These honey soy baked wings have a great balance of savory + sweet; each bite has the perfect amount of crispiness. I can eat wings just fine without side dishes, but this recipe goes well with steamed rice and lightly steamed veggies.

Most folks think you can achieve the ideal crispiness by frying the wings, but think again! Baked wings can give you the dreamiest, crispiest wings you’ve ever wanted. The pairing of ginger + garlic + honey + soy sauce is a wonderful combination of flavors.
Some folks cook their wings directly on a sheet pan. I prefer to use a wire rack so that I lose the skin on the pan.
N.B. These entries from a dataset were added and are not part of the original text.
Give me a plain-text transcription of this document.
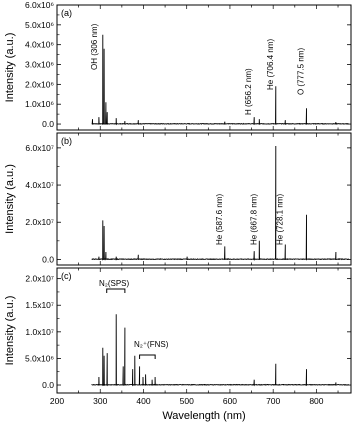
0.0
1.0x10⁶
2.0x10⁶
3.0x10⁶
4.0x10⁶
5.0x10⁶
6.0x10⁶
(a)
Intensity (a.u.)	OH (306 nm)
H (656.2 nm)
He (706.4 nm)	O (777.5 nm)
0.0
2.0x10⁷
4.0x10⁷
6.0x10⁷
(b)
Intensity (a.u.)	He (587.6 nm)	He (667.8 nm) He (728.1 nm)
0.0
5.0x10⁶
1.0x10⁷
1.5x10⁷
2.0x10⁷
200	300	400	500	600	700	800
(c)
Intensity (a.u.)
N₂(SPS)
N₂⁺(FNS)
Wavelength (nm)
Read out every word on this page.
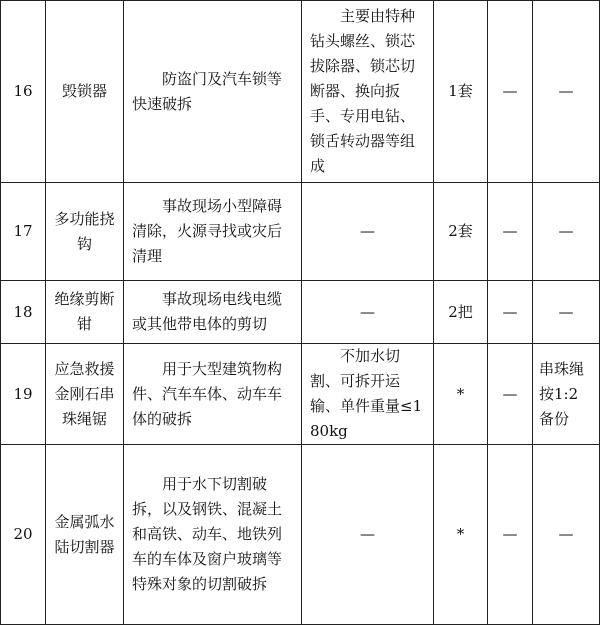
16	毁锁器	防盗门及汽车锁等快速破拆	主要由特种钻头螺丝、锁芯拔除器、锁芯切断器、换向扳手、专用电钻、锁舌转动器等组成	1套	—	—
17	多功能挠钩	事故现场小型障碍清除，火源寻找或灾后清理	—	2套	—	—
18	绝缘剪断钳	事故现场电线电缆或其他带电体的剪切	—	2把	—	—
19	应急救援金刚石串珠绳锯	用于大型建筑物构件、汽车车体、动车车体的破拆	不加水切割、可拆开运输、单件重量≤180kg	*	—	串珠绳按1:2备份
20	金属弧水陆切割器	用于水下切割破拆，以及钢铁、混凝土和高铁、动车、地铁列车的车体及窗户玻璃等特殊对象的切割破拆	—	*	—	—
If you’re ready for tender, juicy-on-the-inside, crispy-on-the-outside, finger lickin’ good wings, peep the recipe below!

Honey Ginger Wings
Ingredients
- 2 pounds of wings or 20-24 mix (wings and drumettes separated)
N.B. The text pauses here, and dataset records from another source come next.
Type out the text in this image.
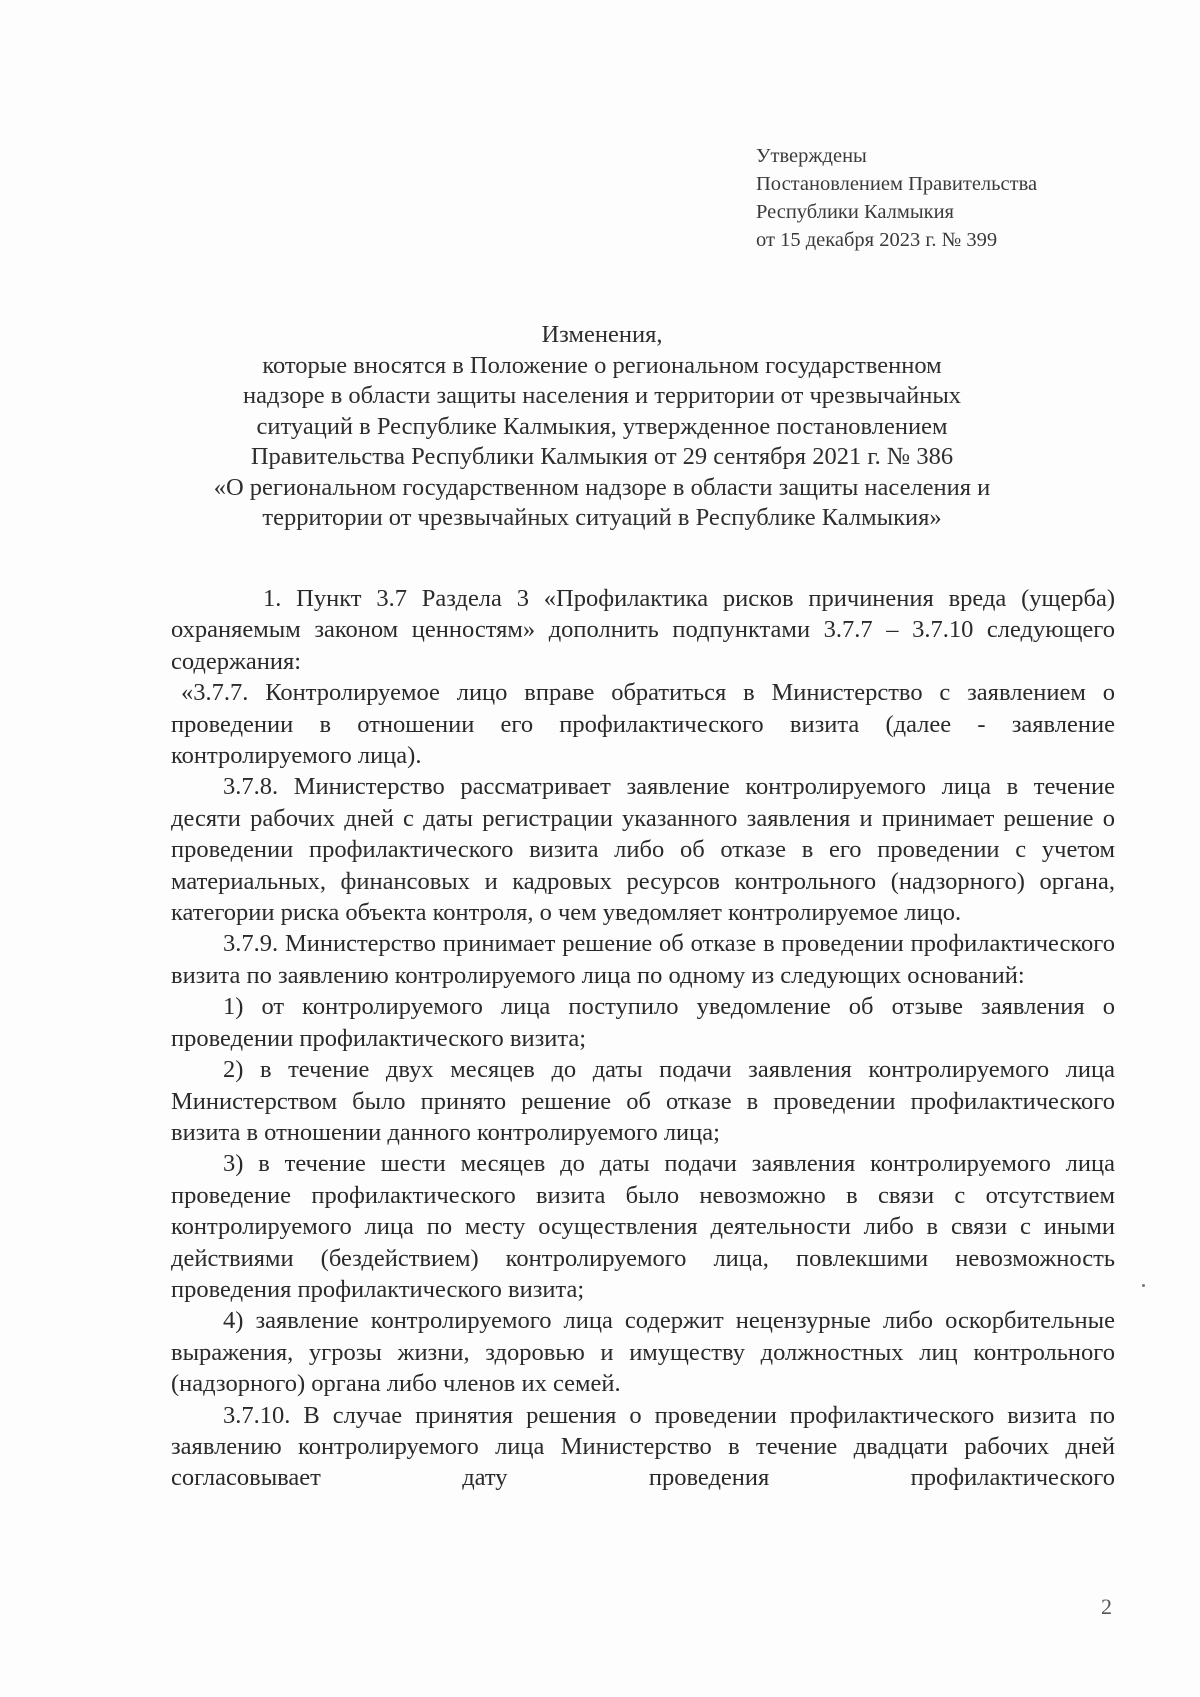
Утверждены
Постановлением Правительства
Республики Калмыкия
от 15 декабря 2023 г. № 399
Изменения,
которые вносятся в Положение о региональном государственном
надзоре в области защиты населения и территории от чрезвычайных
ситуаций в Республике Калмыкия, утвержденное постановлением
Правительства Республики Калмыкия от 29 сентября 2021 г. № 386
«О региональном государственном надзоре в области защиты населения и
территории от чрезвычайных ситуаций в Республике Калмыкия»

1. Пункт 3.7 Раздела 3 «Профилактика рисков причинения вреда (ущерба) охраняемым законом ценностям» дополнить подпунктами 3.7.7 – 3.7.10 следующего содержания:

«3.7.7. Контролируемое лицо вправе обратиться в Министерство с заявлением о проведении в отношении его профилактического визита (далее - заявление контролируемого лица).

3.7.8. Министерство рассматривает заявление контролируемого лица в течение десяти рабочих дней с даты регистрации указанного заявления и принимает решение о проведении профилактического визита либо об отказе в его проведении с учетом материальных, финансовых и кадровых ресурсов контрольного (надзорного) органа, категории риска объекта контроля, о чем уведомляет контролируемое лицо.

3.7.9. Министерство принимает решение об отказе в проведении профилактического визита по заявлению контролируемого лица по одному из следующих оснований:

1) от контролируемого лица поступило уведомление об отзыве заявления о проведении профилактического визита;

2) в течение двух месяцев до даты подачи заявления контролируемого лица Министерством было принято решение об отказе в проведении профилактического визита в отношении данного контролируемого лица;

3) в течение шести месяцев до даты подачи заявления контролируемого лица проведение профилактического визита было невозможно в связи с отсутствием контролируемого лица по месту осуществления деятельности либо в связи с иными действиями (бездействием) контролируемого лица, повлекшими невозможность проведения профилактического визита;

4) заявление контролируемого лица содержит нецензурные либо оскорбительные выражения, угрозы жизни, здоровью и имуществу должностных лиц контрольного (надзорного) органа либо членов их семей.

3.7.10. В случае принятия решения о проведении профилактического визита по заявлению контролируемого лица Министерство в течение двадцати рабочих дней согласовывает дату проведения профилактического

2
- 1½ tablespoons ginger, minced
- 1½ tablespoons garlic, minced
- ¾ teaspoon black pepper
- ¼ cup reduced sodium soy sauce
- 2½ tablepsoons honey
- 2 tablespoons rice vinegar
- 1 tablespoon dark brown sugar
- ¾ teaspoon black pepper
- ½ teaspoon salt
For Garnish
- sesame seeds
Instructions
- Remove tips and separate wings from drumettes.
- In a large stasher bag(can use zip-lock) or bowl, combine marinade ingredients. Whisk to combine brown sugar and honey well. Add the wings and mix well, coating each wing with marinade.
- Place bowl or bag in the refrigerator and marinate for 4 hours.
- Preheat oven to 375°F. Set wire rack in baking sheet.
- Reserve the marinade and place wings on wire rack, leaving space between each one. Roast for 35 mins or until lightly browned.
- Pour marinade in a sauce pan and bring to a light simmer. Cook for 3 mins and turn off heat.
- Once wings are lightly browned, brush each one with marinade, then flip each wing and cook for an additional 35 mins or until lightly browned.
- After last browning, brush the wings one last time and bake for 10 mins.
- Sprinkle with sesame seeds and serve with steamed rice.